Except when it's Microsoft. As I noted back in May, Microsoft's asset base has been shrinking over the past year, going from nearly $70 billion in June 2006 down to $66 billion at the beginning of the year and down to $64 billion as of March 31. It hit $63 billion as of the end of July. Yeah, Now that's a change of $7 billion that's gone poof from Microsoft's balance sheet. And it's not shareholder dividends -- those only account for less than $1 billion over the period.

Now in Microsoft's latest filing (the balance sheet is on page 2), it managed to push those assets back up to $65 billion, so life should be good, right? Well, not so much. The problem is a little balance sheet item called "Goodwill". That ballooned from about $5 billion to over $10 billion in the last three months. Why? Oh yeah. Because Microsoft paid nearly $6 billion for aQuantive, an advertising company with about $450 million in annual revenue. And since Microsoft paid cash for that company, the value it received over and above the tangible assets go on the balance sheet as goodwill. For aQuantive, that's about $5 billion.

But just because that value is on the balance sheet doesn't mean the asset is actually worth anything like that value. Goodwill values are typically carried for years and eventually written off because companies often overpay during acquisitions. Microsoft, despite its billions in the bank, is no exception to that rule. And if we subtract off Microsoft's overpayment from its balance sheet, the company's assets are down to about $60 billion. That means that excluding the aQuantive goodwill, Microsoft's hard assets have shunk $10 billion or 15% over 15 months. Wow. A billion here, a billion there, pretty soon you're talking about real money.

So where have those assets gone? Well, about $7 billion has gone to funding Microsoft's XBox 360 initiative, which has bought it the number two spot in next-generation video games. However, the company still loses money on each console sold and while it made money on the Halo 3 launch, there are no future Halo launches scheduled, so we expect that business unit to go back to its money-losing ways. We've already noted that the company has spent nearly $6 billion to get into the advertising business, with few signs of success there. And Microsoft's Online Services Business is continuing to lose money as well.

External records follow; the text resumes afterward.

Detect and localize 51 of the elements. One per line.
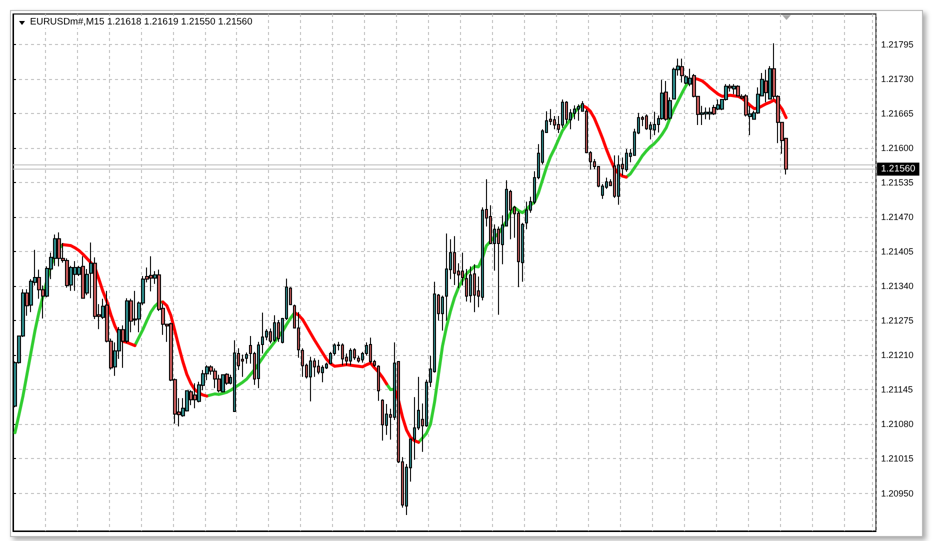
candlestick: [732, 84, 736, 95]
candlestick: [277, 320, 280, 342]
candlestick: [233, 340, 236, 412]
candlestick: [381, 398, 384, 442]
candlestick: [245, 352, 248, 364]
candlestick: [341, 342, 344, 366]
candlestick: [525, 201, 528, 230]
candlestick: [149, 256, 153, 292]
y-tick-label: 1.21470: [881, 212, 914, 222]
y-tick-label: 1.21795: [881, 39, 914, 50]
y-tick-label: 1.21730: [881, 74, 914, 84]
y-tick-label: 1.21080: [881, 419, 914, 430]
candlestick: [73, 260, 77, 292]
y-tick-label: 1.21405: [881, 246, 914, 257]
candlestick: [736, 84, 740, 97]
candlestick: [445, 232, 448, 322]
candlestick: [625, 148, 628, 172]
candlestick: [764, 69, 768, 103]
candlestick: [653, 111, 656, 136]
y-tick-label: 1.21600: [881, 142, 914, 153]
y-tick-label: 1.20950: [881, 488, 914, 498]
candlestick: [221, 374, 225, 393]
candlestick: [57, 232, 61, 267]
y-tick-label: 1.21665: [881, 108, 914, 118]
candlestick: [716, 99, 720, 111]
y-tick-label: 1.21145: [881, 384, 913, 395]
y-tick-label: 1.21275: [881, 316, 914, 326]
candlestick: [441, 295, 444, 332]
candlestick: [577, 104, 580, 122]
y-tick-label: 1.21015: [881, 454, 914, 464]
y-tick-label: 1.21340: [881, 281, 914, 292]
candlestick: [309, 356, 312, 402]
candlestick: [664, 80, 668, 122]
y-tick-label: 1.21210: [881, 350, 914, 360]
ref-line-label: 1.21560: [881, 164, 916, 175]
candlestick: [377, 364, 380, 402]
candlestick: [349, 348, 352, 366]
candlestick: [369, 337, 372, 364]
candlestick: [453, 236, 456, 286]
candlestick: [617, 154, 620, 206]
y-tick-label: 1.21535: [881, 177, 914, 188]
chart-title: EURUSDm#,M15 1.21618 1.21619 1.21550 1.21560: [30, 16, 252, 28]
candlestick: [273, 314, 276, 342]
candlestick: [193, 382, 197, 409]
candlestick: [81, 256, 85, 300]
candlestick: [465, 268, 468, 302]
candlestick: [708, 107, 712, 120]
candlestick: [680, 58, 684, 84]
candlestick: [473, 264, 476, 313]
candlestick: [213, 368, 217, 389]
candlestick: [461, 252, 464, 286]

Some other interesting points in the Microsoft 10-Q statement: the company is under an IRS tax audit for the years 2000-2006. Some of Microsoft's declining shareholder equity is due to a $7 billion increase in reserves Microsoft has booked to account for some of its tax provisions under the new FIN 48 rules, which it must record on the balance sheet if it has less than a 50% chance of its position being upheld. The result: net shareholder equity declined from $36 billion to $32 billion between 2006 and 2007.

Now to be fair, I concede that Microsoft's Windows and Office businesses are generating billions in profit every quarter. But companies like GE, Apple, Intel, and others seem to use their billions to grow the net worth of their companies. Only Microsoft appears to use those billions to make its company smaller and worth less. And with 9.5 billion Microsoft shares outstanding, it doesn't take much dilution of value before one has to ask whether those shares are worth their current valuation, to say nothing of twice their value. After all, why pay a premium for a depreciating asset?

So the next time someone tries to sell you on Microsoft coming back as the next big growth stock, ask them this simple question: "Why should I invest in a company whose that has lost 12% in shareholder equity in a year and whose assets are declining?" I'm not sure there's a good answer.

Full disclosure: The author is not an accountant and has no positions in Microsoft, GE, or Intel. He does, however, own Apple and Google stocks, both of which some may view as Microsoft competitors.